Die Sulzer Stadtverwaltung informiert sich, was die Firma Gauzy alles zu bieten hat. Das Ergebnis: Hier ist ein globaler Marktführer, der wachsen will.
„Wenn ich ältere Action- oder Science-Fiction-Filme sehe, denke ich manchmal: ,Das könnte doch von Gauzy sein!’“, erklärt Jens Steinkopf, Director of Operations, schmunzelnd.
Denn das, was damals Zukunftsmusik war, ist jetzt in Sigmarswangen Realität. Drückt man auf einen Schalter, wird aus einer bis eben noch durchsichtigen Glasscheibe eine dunkle Wand.
Scheibe dunkelt sich ab
Das Geheimnis dahinter lautet Polymer Dispersed Liquid Crystal (PDLC). Führt man der Scheibe eine kleine Menge an Strom, beispielsweise drei Watt, zu, richten sich darin einlaminierte Kristalle innerhalb von Millisekunden so aus, dass die dunkle Tönung entsteht. Ein weiterer Druck – die Scheibe wird wieder durchsichtig.
Doch das, was früher scheinbar nur James Bond und Co. vorbehalten war, findet sich dank Gauzy in vielen verschiedenen Produkten. So können durch das Verbundsicherheitsglas etwa Rollläden ersetzt werden, da die Scheibe selbst die Rolle des Lichtschutzes ersetzt.
Standorte in ganzer Welt
„Steht ein Auto im Stau, kann das Warnsymbol an die Heckscheibe projiziert werden, um den nachfolgenden Verkehr zu warnen“, nennt Steinkopf ein weiteres Beispiel.

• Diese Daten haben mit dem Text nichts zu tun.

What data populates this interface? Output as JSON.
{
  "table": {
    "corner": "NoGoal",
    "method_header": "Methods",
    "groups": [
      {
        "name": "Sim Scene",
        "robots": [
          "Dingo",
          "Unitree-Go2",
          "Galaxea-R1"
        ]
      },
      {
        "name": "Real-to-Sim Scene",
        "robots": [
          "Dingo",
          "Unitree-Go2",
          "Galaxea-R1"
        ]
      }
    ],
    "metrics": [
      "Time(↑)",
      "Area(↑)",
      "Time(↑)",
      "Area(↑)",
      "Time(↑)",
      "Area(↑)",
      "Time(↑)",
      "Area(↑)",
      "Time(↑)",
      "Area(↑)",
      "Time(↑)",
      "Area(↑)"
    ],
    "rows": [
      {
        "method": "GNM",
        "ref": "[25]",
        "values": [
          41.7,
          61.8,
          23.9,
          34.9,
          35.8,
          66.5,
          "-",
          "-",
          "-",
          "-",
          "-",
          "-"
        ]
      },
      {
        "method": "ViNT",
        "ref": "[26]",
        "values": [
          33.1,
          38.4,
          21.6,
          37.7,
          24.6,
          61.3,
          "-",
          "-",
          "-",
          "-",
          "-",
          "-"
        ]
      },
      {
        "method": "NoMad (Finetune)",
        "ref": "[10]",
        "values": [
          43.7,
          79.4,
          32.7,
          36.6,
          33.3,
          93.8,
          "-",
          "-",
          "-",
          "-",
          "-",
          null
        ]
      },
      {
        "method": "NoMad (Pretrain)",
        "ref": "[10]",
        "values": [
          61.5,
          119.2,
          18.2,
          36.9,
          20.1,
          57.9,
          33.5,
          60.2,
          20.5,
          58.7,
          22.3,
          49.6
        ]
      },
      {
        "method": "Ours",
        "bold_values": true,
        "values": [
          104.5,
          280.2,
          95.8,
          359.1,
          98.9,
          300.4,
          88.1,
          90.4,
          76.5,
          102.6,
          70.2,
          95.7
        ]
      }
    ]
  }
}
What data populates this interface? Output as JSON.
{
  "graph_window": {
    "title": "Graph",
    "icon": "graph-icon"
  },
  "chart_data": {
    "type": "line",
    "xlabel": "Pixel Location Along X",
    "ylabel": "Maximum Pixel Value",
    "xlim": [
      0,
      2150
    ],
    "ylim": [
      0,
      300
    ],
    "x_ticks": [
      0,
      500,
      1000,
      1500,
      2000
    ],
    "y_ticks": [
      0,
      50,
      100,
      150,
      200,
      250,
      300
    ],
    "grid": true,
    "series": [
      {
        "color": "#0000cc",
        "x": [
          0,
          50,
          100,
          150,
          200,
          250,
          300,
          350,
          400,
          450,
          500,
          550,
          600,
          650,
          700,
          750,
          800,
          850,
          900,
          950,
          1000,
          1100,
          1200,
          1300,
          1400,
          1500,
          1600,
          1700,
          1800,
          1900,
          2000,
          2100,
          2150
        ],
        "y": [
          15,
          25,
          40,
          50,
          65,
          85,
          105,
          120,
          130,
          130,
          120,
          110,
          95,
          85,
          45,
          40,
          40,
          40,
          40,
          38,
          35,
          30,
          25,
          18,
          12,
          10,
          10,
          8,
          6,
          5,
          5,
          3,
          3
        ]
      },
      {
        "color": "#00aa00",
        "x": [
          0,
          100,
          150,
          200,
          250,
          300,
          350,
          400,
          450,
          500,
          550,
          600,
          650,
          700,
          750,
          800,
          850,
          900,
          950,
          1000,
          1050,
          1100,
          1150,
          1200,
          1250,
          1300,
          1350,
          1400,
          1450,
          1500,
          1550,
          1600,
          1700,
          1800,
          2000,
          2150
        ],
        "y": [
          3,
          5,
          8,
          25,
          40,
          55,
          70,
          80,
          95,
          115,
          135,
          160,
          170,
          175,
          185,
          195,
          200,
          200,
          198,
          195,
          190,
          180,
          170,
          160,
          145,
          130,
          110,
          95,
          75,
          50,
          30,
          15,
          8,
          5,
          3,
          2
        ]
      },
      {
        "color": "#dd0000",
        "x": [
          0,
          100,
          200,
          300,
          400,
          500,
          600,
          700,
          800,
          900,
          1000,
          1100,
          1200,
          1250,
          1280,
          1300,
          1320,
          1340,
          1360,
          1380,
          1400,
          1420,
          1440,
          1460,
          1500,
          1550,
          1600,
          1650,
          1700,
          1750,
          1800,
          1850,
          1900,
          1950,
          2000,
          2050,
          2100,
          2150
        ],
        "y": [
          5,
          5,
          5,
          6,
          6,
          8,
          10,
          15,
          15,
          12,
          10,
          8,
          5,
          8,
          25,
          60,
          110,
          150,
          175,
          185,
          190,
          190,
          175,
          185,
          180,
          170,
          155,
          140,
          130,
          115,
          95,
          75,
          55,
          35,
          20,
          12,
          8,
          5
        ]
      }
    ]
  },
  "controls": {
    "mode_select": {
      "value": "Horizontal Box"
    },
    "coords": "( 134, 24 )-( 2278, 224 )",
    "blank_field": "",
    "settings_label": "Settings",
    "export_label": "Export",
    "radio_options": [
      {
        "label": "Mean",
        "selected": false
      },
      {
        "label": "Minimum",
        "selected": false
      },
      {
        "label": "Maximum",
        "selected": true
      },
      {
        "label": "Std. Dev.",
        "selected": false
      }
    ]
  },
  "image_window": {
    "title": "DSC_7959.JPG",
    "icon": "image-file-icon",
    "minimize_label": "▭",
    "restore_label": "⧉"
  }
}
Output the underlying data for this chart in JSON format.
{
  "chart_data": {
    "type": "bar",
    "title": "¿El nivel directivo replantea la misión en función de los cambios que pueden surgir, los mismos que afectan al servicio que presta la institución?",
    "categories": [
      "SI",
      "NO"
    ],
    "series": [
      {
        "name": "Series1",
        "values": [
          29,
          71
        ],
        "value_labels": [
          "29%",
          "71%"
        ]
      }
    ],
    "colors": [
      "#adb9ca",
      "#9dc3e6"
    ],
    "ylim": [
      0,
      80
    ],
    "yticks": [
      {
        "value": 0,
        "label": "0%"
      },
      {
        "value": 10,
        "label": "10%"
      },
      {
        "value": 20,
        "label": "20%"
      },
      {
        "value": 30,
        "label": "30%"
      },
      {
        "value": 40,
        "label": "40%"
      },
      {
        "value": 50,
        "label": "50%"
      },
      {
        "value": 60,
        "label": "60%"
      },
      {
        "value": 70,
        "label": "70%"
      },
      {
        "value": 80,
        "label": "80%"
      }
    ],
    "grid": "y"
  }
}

Auch wenn der Hauptsitz des Unternehmens in Tel Aviv liegt und das Unternehmen mit 600 Mitarbeitern auf allen Kontinenten vertreten ist, spielt Sigmarswangen eine nicht unbedeutende Rolle.
Denn es stehe eine Standorterweiterung an, erläutert Steinkopf. Im Rennen seien drei Orte: einer in den Vereinigten Staaten, einer in Frankreich und eben Sigmarswangen.
Kommt die Erweiterung?
„Aktuell haben wir 21 Mitarbeiter, suchen aber ständig weitere Kräfte“, verrät er. Sollte der Zuschlag an den Neckar fallen, bedeute dies eine Verdoppelung der Kapazitäten. „Unsere deutschen Automobilkunden fänden es gut, wenn die Erweiterung in Süddeutschland käme“, erklärt er.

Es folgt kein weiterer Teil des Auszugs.